Exclusive GPs face a major upheaval to the way they assess patients for statin treatment, after the Joint British Societies decided to ditch 10-year risk prediction in favour of the QRisk Lifetime Score.
Pulse has learnt that the influential guideline group is about to herald a paradigm shift in primary prevention by announcing a switch to a model derived from the QRisk lifetime score, in a decision that is likely to heavily influence an ongoing review of NICE guidelines on risk prediction for cardiovascular disease.
Proponents of the lifetime risk score argue that it will allow much earlier preventative intervention in younger patients who fall below conventional 10-year high-risk thresholds because of their age. But others – including the lead researcher behind QRisk – argue the change will confuse GPs and potentially lead to overtreatment of younger people.
Pulse revealed in 2011 that the JBS3 guideline was likely to recommend lifetime risk in place of 10-year risk scoring for cardiovascular disease, and that it had delayed publication of its guidance to allow its messages to be aligned with those of NICE.
Like QRisk2, the QRisk lifetime score is developed from UK primary care data and takes into account wider cardiovascular risk factors such as ethnicity, social deprivation, rheumatoid arthritis and family history as well as the classic risk factors. However, it calculates an individual’s risk over their remaining lifetime rather than over the next 10 years, identifying those who would not be flagged up using a 10-year risk score.
A statement from the JBS group on its website reveals that the guideline is now in ‘the final stages of development’ and will recommend a new lifetime risk calculator, which will be based on the QRisk lifetime score, the chair of the JBS3 guideline group has told Pulse.
The statement says: ‘The JBS3 will focus on the idea of lifetime prevention, moving away from the 10-year risk model used in JBS2.
‘The JBS3 will include a risk calculator for practitioners to use with patients, which will illustrate the risk of cardiovascular disease and the benefits that can be gained by interventions. This risk calculator will be freely accessible on this website, once the JBS3 has been launched.’
NICE is currently revising its cardiovascular risk prevention guidance, although the institute would not be drawn on whether it was currently considering introducing lifetime risk prediction.

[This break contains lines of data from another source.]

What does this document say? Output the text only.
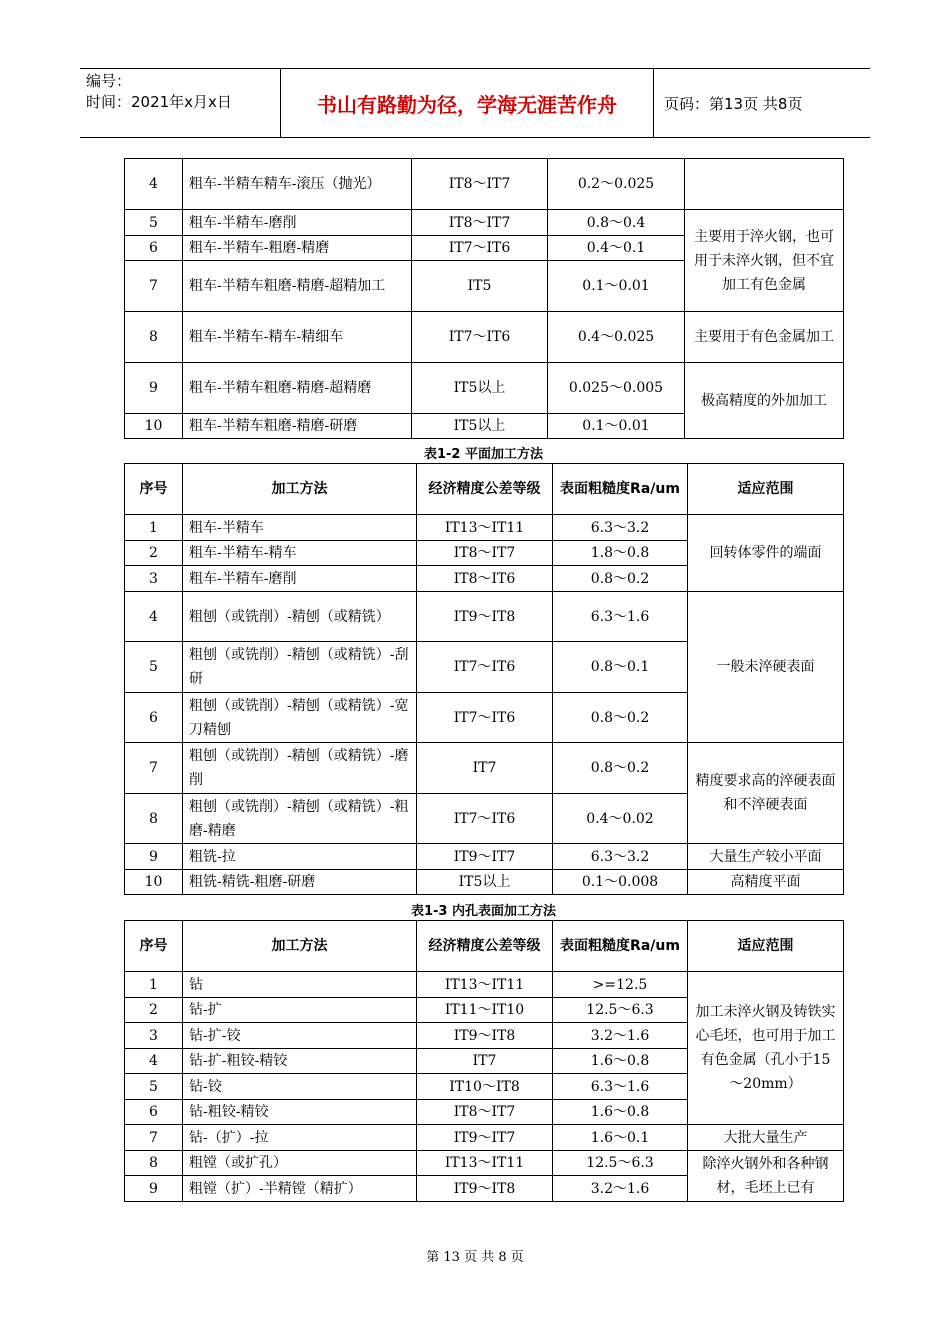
编号：
时间：2021年x月x日	书山有路勤为径，学海无涯苦作舟	页码：第13页 共8页
4	粗车-半精车精车-滚压（抛光）	IT8～IT7	0.2～0.025	
5	粗车-半精车-磨削	IT8～IT7	0.8～0.4	主要用于淬火钢，也可用于未淬火钢，但不宜加工有色金属
6	粗车-半精车-粗磨-精磨	IT7～IT6	0.4～0.1	
7	粗车-半精车粗磨-精磨-超精加工	IT5	0.1～0.01	
8	粗车-半精车-精车-精细车	IT7～IT6	0.4～0.025	主要用于有色金属加工
9	粗车-半精车粗磨-精磨-超精磨	IT5以上	0.025～0.005	极高精度的外加加工
10	粗车-半精车粗磨-精磨-研磨	IT5以上	0.1～0.01	
表1-2 平面加工方法
序号	加工方法	经济精度公差等级	表面粗糙度Ra/um	适应范围
1	粗车-半精车	IT13～IT11	6.3～3.2	回转体零件的端面
2	粗车-半精车-精车	IT8～IT7	1.8～0.8	
3	粗车-半精车-磨削	IT8～IT6	0.8～0.2	
4	粗刨（或铣削）-精刨（或精铣）	IT9～IT8	6.3～1.6	一般未淬硬表面
5	粗刨（或铣削）-精刨（或精铣）-刮研	IT7～IT6	0.8～0.1	
6	粗刨（或铣削）-精刨（或精铣）-宽刀精刨	IT7～IT6	0.8～0.2	
7	粗刨（或铣削）-精刨（或精铣）-磨削	IT7	0.8～0.2	精度要求高的淬硬表面和不淬硬表面
8	粗刨（或铣削）-精刨（或精铣）-粗磨-精磨	IT7～IT6	0.4～0.02	
9	粗铣-拉	IT9～IT7	6.3～3.2	大量生产较小平面
10	粗铣-精铣-粗磨-研磨	IT5以上	0.1～0.008	高精度平面
表1-3 内孔表面加工方法
序号	加工方法	经济精度公差等级	表面粗糙度Ra/um	适应范围
1	钻	IT13～IT11	>=12.5	加工未淬火钢及铸铁实心毛坯，也可用于加工有色金属（孔小于15～20mm）
2	钻-扩	IT11～IT10	12.5～6.3	
3	钻-扩-铰	IT9～IT8	3.2～1.6	
4	钻-扩-粗铰-精铰	IT7	1.6～0.8	
5	钻-铰	IT10～IT8	6.3～1.6	
6	钻-粗铰-精铰	IT8～IT7	1.6～0.8	
7	钻-（扩）-拉	IT9～IT7	1.6～0.1	大批大量生产
8	粗镗（或扩孔）	IT13～IT11	12.5～6.3	除淬火钢外和各种钢材，毛坯上已有
9	粗镗（扩）-半精镗（精扩）	IT9～IT8	3.2～1.6	
第 13 页 共 8 页
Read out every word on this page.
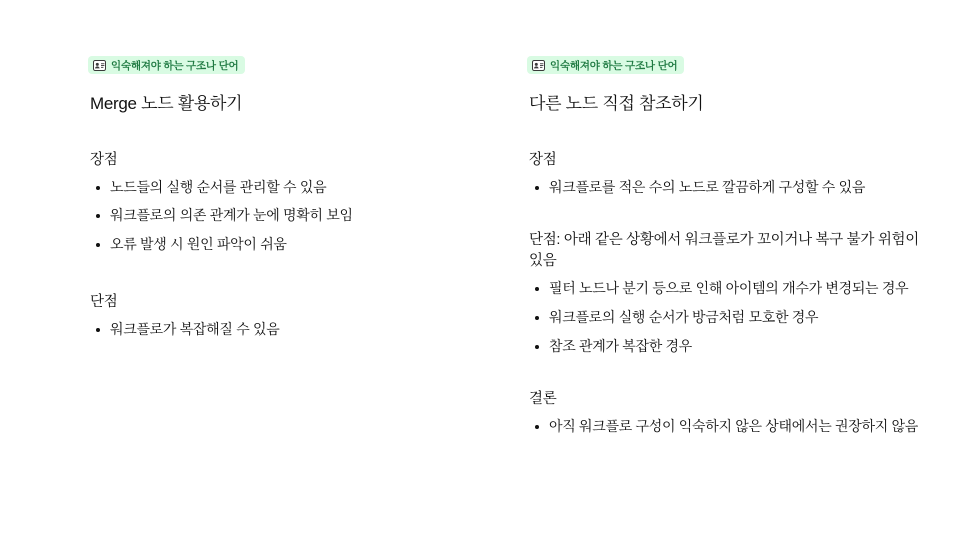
익숙해져야 하는 구조나 단어
Merge 노드 활용하기
장점
노드들의 실행 순서를 관리할 수 있음
워크플로의 의존 관계가 눈에 명확히 보임
오류 발생 시 원인 파악이 쉬움
단점
워크플로가 복잡해질 수 있음
익숙해져야 하는 구조나 단어
다른 노드 직접 참조하기
장점
워크플로를 적은 수의 노드로 깔끔하게 구성할 수 있음
단점: 아래 같은 상황에서 워크플로가 꼬이거나 복구 불가 위험이 있음
필터 노드나 분기 등으로 인해 아이템의 개수가 변경되는 경우
워크플로의 실행 순서가 방금처럼 모호한 경우
참조 관계가 복잡한 경우
결론
아직 워크플로 구성이 익숙하지 않은 상태에서는 권장하지 않음
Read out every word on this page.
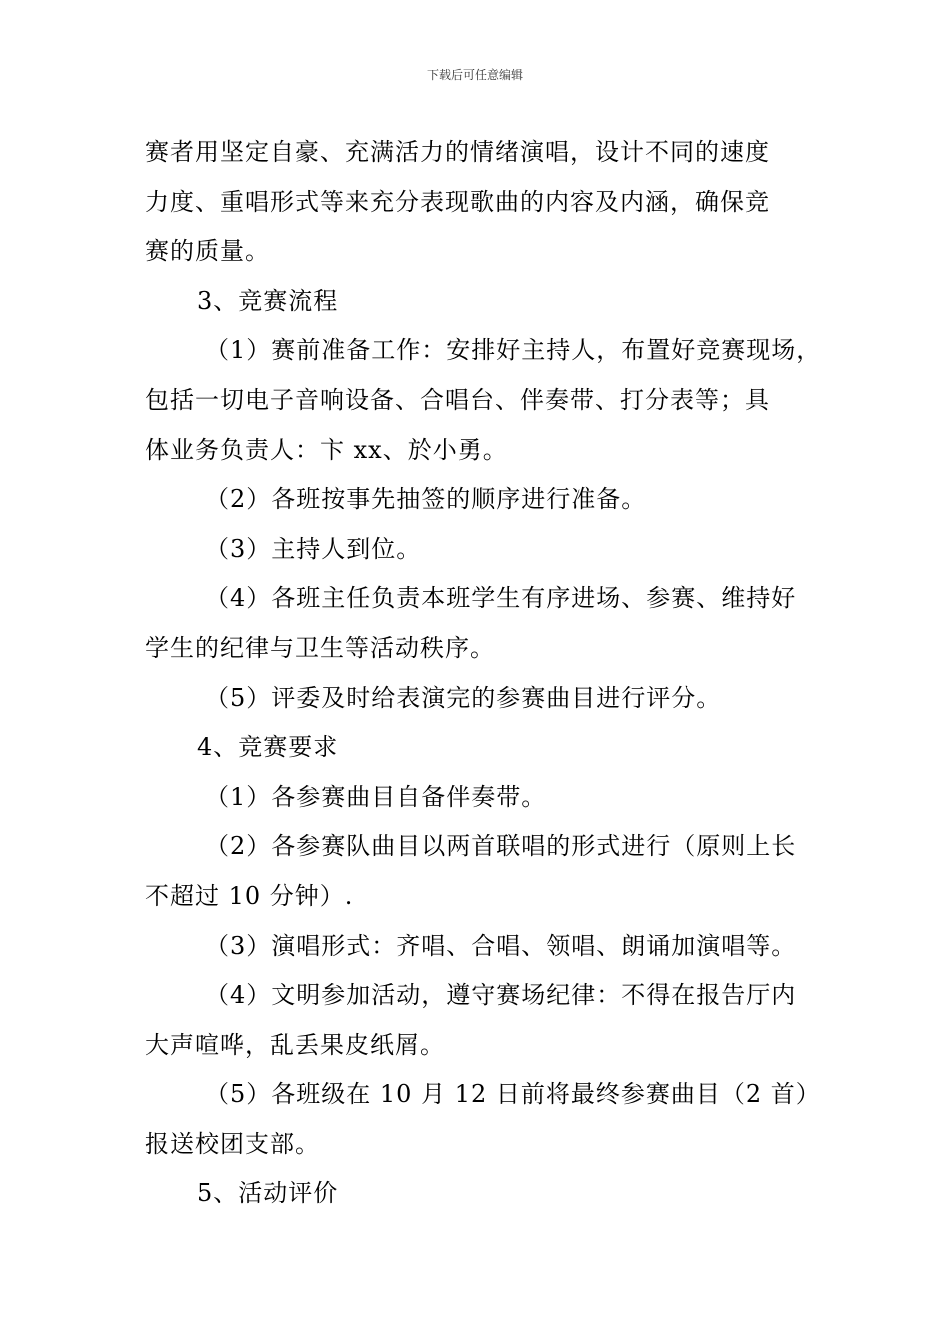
下载后可任意编辑
赛者用坚定自豪、充满活力的情绪演唱，设计不同的速度
力度、重唱形式等来充分表现歌曲的内容及内涵，确保竞
赛的质量。
3、竞赛流程
（1）赛前准备工作：安排好主持人，布置好竞赛现场，
包括一切电子音响设备、合唱台、伴奏带、打分表等；具
体业务负责人：卞 xx、於小勇。
（2）各班按事先抽签的顺序进行准备。
（3）主持人到位。
（4）各班主任负责本班学生有序进场、参赛、维持好
学生的纪律与卫生等活动秩序。
（5）评委及时给表演完的参赛曲目进行评分。
4、竞赛要求
（1）各参赛曲目自备伴奏带。
（2）各参赛队曲目以两首联唱的形式进行（原则上长
不超过 10 分钟）.
（3）演唱形式：齐唱、合唱、领唱、朗诵加演唱等。
（4）文明参加活动，遵守赛场纪律：不得在报告厅内
大声喧哗，乱丢果皮纸屑。
（5）各班级在 10 月 12 日前将最终参赛曲目（2 首）
报送校团支部。
5、活动评价
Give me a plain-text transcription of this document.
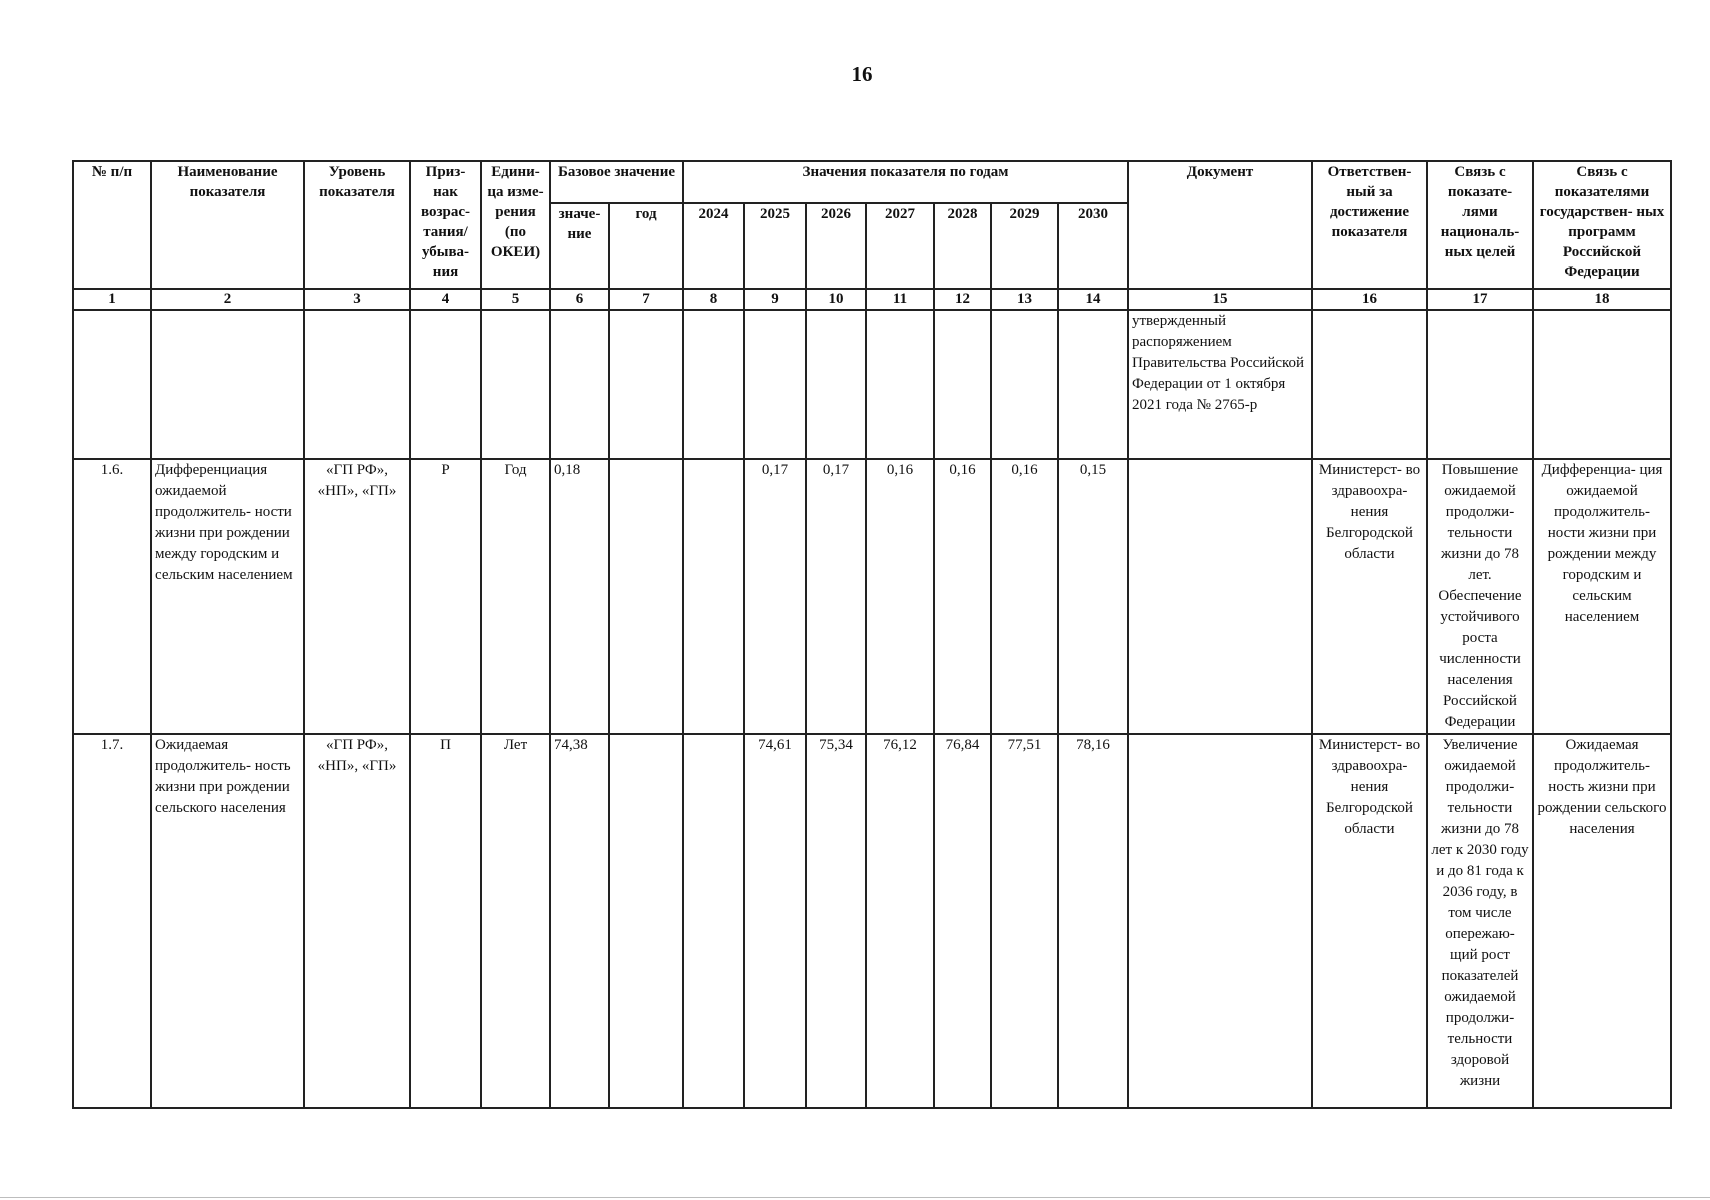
16
№ п/п	Наименование показателя	Уровень показателя	Приз- нак возрас- тания/ убыва- ния	Едини- ца изме- рения (по ОКЕИ)	Базовое значение		Значения показателя по годам							Документ	Ответствен- ный за достижение показателя	Связь с показате- лями националь- ных целей	Связь с показателями государствен- ных программ Российской Федерации
					значе- ние	год	2024	2025	2026	2027	2028	2029	2030				
1	2	3	4	5	6	7	8	9	10	11	12	13	14	15	16	17	18
														утвержденный распоряжением Правительства Российской Федерации от 1 октября 2021 года № 2765-р			
1.6.	Дифференциация ожидаемой продолжитель- ности жизни при рождении между городским и сельским населением	«ГП РФ», «НП», «ГП»	Р	Год	0,18			0,17	0,17	0,16	0,16	0,16	0,15		Министерст- во здравоохра- нения Белгородской области	Повышение ожидаемой продолжи- тельности жизни до 78 лет. Обеспечение устойчивого роста численности населения Российской Федерации	Дифференциа- ция ожидаемой продолжитель- ности жизни при рождении между городским и сельским населением
1.7.	Ожидаемая продолжитель- ность жизни при рождении сельского населения	«ГП РФ», «НП», «ГП»	П	Лет	74,38			74,61	75,34	76,12	76,84	77,51	78,16		Министерст- во здравоохра- нения Белгородской области	Увеличение ожидаемой продолжи- тельности жизни до 78 лет к 2030 году и до 81 года к 2036 году, в том числе опережаю- щий рост показателей ожидаемой продолжи- тельности здоровой жизни	Ожидаемая продолжитель- ность жизни при рождении сельского населения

Dr Terry McCormack, a GP in Whitby and editor of the British Journal of Cardiology, said many people in their 40s die of their first heart attack, and it made ‘perfect sense’ to target them earlier by using lifetime risk.
He said: ‘We try to prevent atheromatous disease too late. Preventative therapy is all about starting early. We are all very happy to vaccinate against cervical cancer in teenage girls. Why not tackle heart disease earlier?
‘This is about finding the highest risk patients early and starting treatment to prevent death at an early age. Anyone dying of an myocardial infarction in their 40s or 50s is a tragedy.’
But others are less convinced. Professor Julia Hippisley-Cox, a GP in Nottingham and the researcher whose team developed the QRisk Lifetime Score, said that there was a real risk that GPs would be confused about how to apply the new score.
Professor Hippisley-Cox told Pulse: ‘Our view is that the risks/benefits of adopting a lifetime approach are yet to be established. It probably won’t improve things and may make it much more complex for GPs, risking the progressive implementation of primary prevention.’
She added: ‘The concern is that it could cause confusion amongst primary care staff as lifetime risk is a different concept from 10-year risk.’
Dr Tom Marshall, reader in primary care at the University of Birmingham who worked on the economic case for the 2008 NICE guidelines on lipid modification, said there was no evidence that earlier treatment had any benefit.
He said: ‘If you’re at risk of heart disease, but most of that risk happens when you’re over 60, then the preventive activities should happen when you’re over 60, because that’s when you’ll actually get some benefit from it, whereas taking treatments between the ages of 30 and 60 will be of very little benefit to you.
‘We’ve got no evidence to suggest that taking treatments between 30 and 60 will reduce your risk after the age of 60.’
A spokesperson from NICE said: ‘I’m afraid I’m not able to reveal any specifics at this time as to whether we are looking at this tool.’